En annonçant le 9 décembre sa démission prochaine de la présidence du Conseil italien, et la tenue d’élections anticipées dans les semaines suivantes, Mario Monti a suscité une vague de stupeur dans la presse. Il est rare qu’une telle péripétie de la vie politique d’un pays européen accapare autant l’attention des médias... Mais il est vrai qu’il ne s’agit pas ici de n’importe quel premier ministre. Ex-conseiller international de Goldman Sachs et ex-commissaire européen, ayant pris les rênes du pays sans élection, Mario Monti n’avait-il pas réussi, avec son « gouvernement d’experts », à sortir l’Europe de la crise en permettant à l’Italie de retrouver la confiance des marchés ? Retour sur les hommages unanimes de la presse à « Super Mario ».

L’inquiétude des banquiers

« Le départ de Mario Monti inquiète l’Europe » titre l’article du Monde. « L’Europe » ? Mais quelle « Europe » ? À lire l’article, qui rapporte exclusivement les propos de conseillers financiers et de responsables européens, elle se résume aux institutions et dirigeants de l’UE et aux marchés. Pour eux, comme le rapporte Le Monde, « Super Mario » était devenu « incontournable », lui qui avait formé son « gouvernement de techniciens » avec la « bénédiction des Européens ».

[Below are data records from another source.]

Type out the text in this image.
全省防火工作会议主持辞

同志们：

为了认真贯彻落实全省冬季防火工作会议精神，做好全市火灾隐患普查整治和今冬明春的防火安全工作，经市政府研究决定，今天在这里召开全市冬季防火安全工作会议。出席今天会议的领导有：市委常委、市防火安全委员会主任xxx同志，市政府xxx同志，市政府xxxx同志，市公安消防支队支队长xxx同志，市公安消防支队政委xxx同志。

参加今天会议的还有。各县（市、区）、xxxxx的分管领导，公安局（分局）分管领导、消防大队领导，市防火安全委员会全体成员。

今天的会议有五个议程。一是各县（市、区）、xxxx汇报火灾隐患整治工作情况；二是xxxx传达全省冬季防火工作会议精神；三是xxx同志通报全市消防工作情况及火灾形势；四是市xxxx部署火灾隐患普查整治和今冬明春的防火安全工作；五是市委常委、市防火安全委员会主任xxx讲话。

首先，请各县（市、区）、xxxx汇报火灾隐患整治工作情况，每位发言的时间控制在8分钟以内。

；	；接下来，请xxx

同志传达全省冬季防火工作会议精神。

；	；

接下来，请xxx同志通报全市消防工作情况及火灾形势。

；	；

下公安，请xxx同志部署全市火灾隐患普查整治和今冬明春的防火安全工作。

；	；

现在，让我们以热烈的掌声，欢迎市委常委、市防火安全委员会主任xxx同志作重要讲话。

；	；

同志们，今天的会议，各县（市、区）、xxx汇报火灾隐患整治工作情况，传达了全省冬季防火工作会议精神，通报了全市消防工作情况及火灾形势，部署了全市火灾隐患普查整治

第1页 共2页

Le Monde semble partager la haute estime des « Européens » pour Monti. N’a-t-il pas évité le « naufrage » de l’Italie, contribué à « stabiliser la zone euro », et à « redonner un peu de confiance aux marchés » ? Certes, ses réformes ont un coût, et « cette politique a pour effet d’aggraver la situation économique du pays. » Mais puisque c’est le prix à payer pour rassurer les marchés !

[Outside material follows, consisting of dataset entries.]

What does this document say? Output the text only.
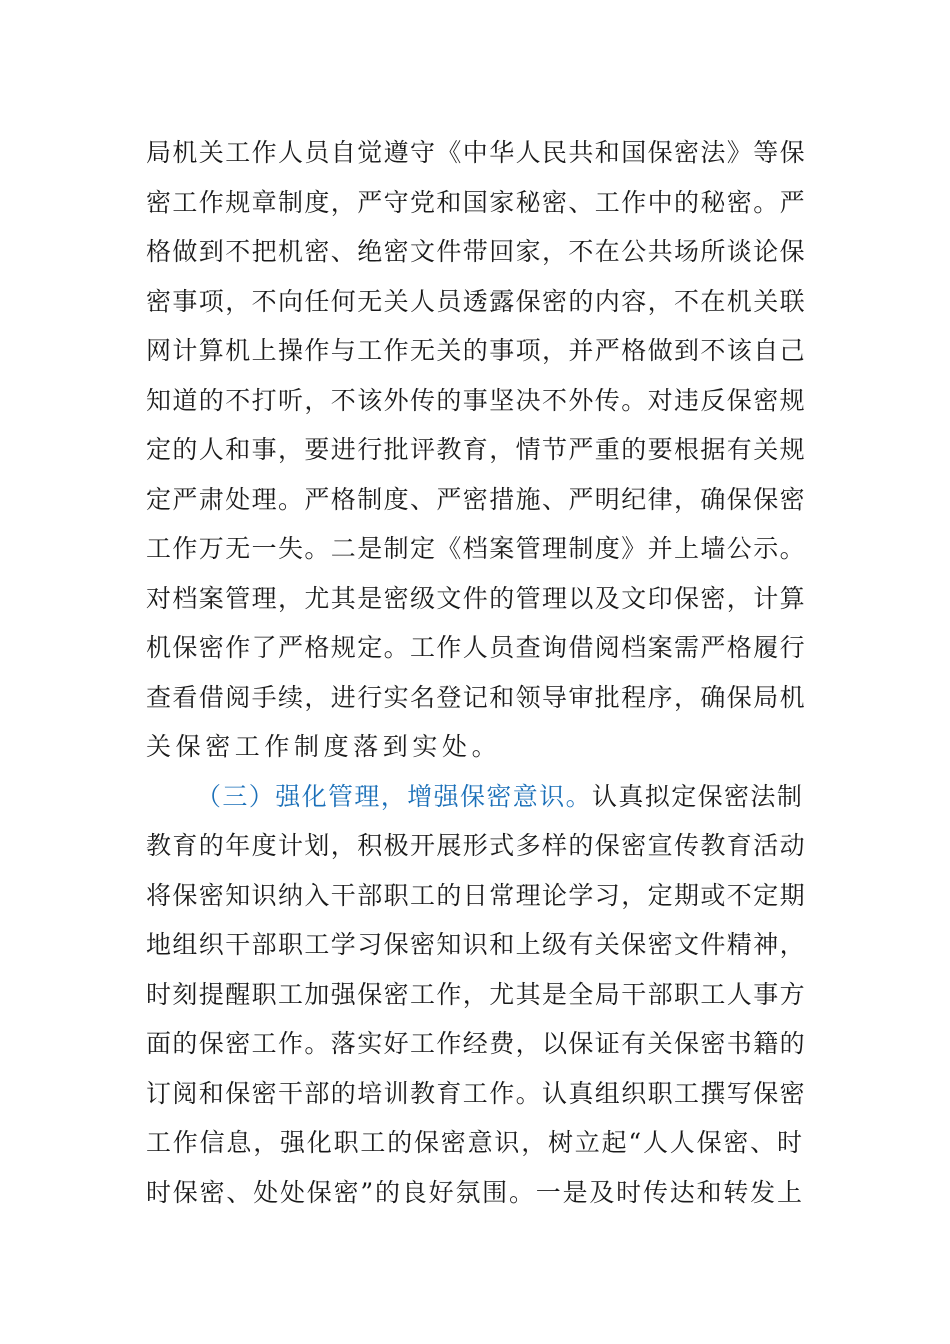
局机关工作人员自觉遵守《中华人民共和国保密法》等保
密工作规章制度，严守党和国家秘密、工作中的秘密。严
格做到不把机密、绝密文件带回家，不在公共场所谈论保
密事项，不向任何无关人员透露保密的内容，不在机关联
网计算机上操作与工作无关的事项，并严格做到不该自己
知道的不打听，不该外传的事坚决不外传。对违反保密规
定的人和事，要进行批评教育，情节严重的要根据有关规
定严肃处理。严格制度、严密措施、严明纪律，确保保密
工作万无一失。二是制定《档案管理制度》并上墙公示。
对档案管理，尤其是密级文件的管理以及文印保密，计算
机保密作了严格规定。工作人员查询借阅档案需严格履行
查看借阅手续，进行实名登记和领导审批程序，确保局机
关保密工作制度落到实处。
（三）强化管理，增强保密意识。认真拟定保密法制
教育的年度计划，积极开展形式多样的保密宣传教育活动
将保密知识纳入干部职工的日常理论学习，定期或不定期
地组织干部职工学习保密知识和上级有关保密文件精神，
时刻提醒职工加强保密工作，尤其是全局干部职工人事方
面的保密工作。落实好工作经费，以保证有关保密书籍的
订阅和保密干部的培训教育工作。认真组织职工撰写保密
工作信息，强化职工的保密意识，树立起“人人保密、时
时保密、处处保密”的良好氛围。一是及时传达和转发上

Désormais, le départ de Monti menace « de remettre les feux aux poudres », et Le Monde évoque « l’inquiétude ambiante » : « les marchés se montraient particulièrement nerveux, lundi matin. » Plus que le départ de Monti, c’est d’ailleurs la perspective d’une échéance électorale qui semble cristalliser l’inquiétude de « l’Europe » : « la zone euro craint, en cas de crise politique prolongée en Italie, d’affronter de nouvelles turbulences ».

Le Monde n’est pas un cas isolé : la presse se fait unanimement l’écho… des préoccupations des banquiers. Ainsi Le Figaro publie un article au titre original (« Le départ de Mario Monti inquiète les Européens »). Mais « les Européens » du Figaro modèrent toutefois les inquiétudes des « Européens » du Monde, puisque « les investisseurs sont convaincus que le réalisme prévaudra en Italie », et qu’une analyste de la banque américaine Morgan Stanley nous confie que « la seule chose que nous attendions encore de Mario Monti cette année, c’est le vote du budget, qui passera ». Quant aux autres « Européens » – exclusivement allemands à l’exception du Président du Conseil européen –, s’ils « s’inquiétaient depuis plusieurs mois de l’instant (…) où la politique et le jeu électoral reprendraient leurs droits dans la Botte », ils s’accordent à considérer qu’« il n’y a pas d’alternative à ce que fait M. Monti ».

Des élections… mais « pas d’alternative »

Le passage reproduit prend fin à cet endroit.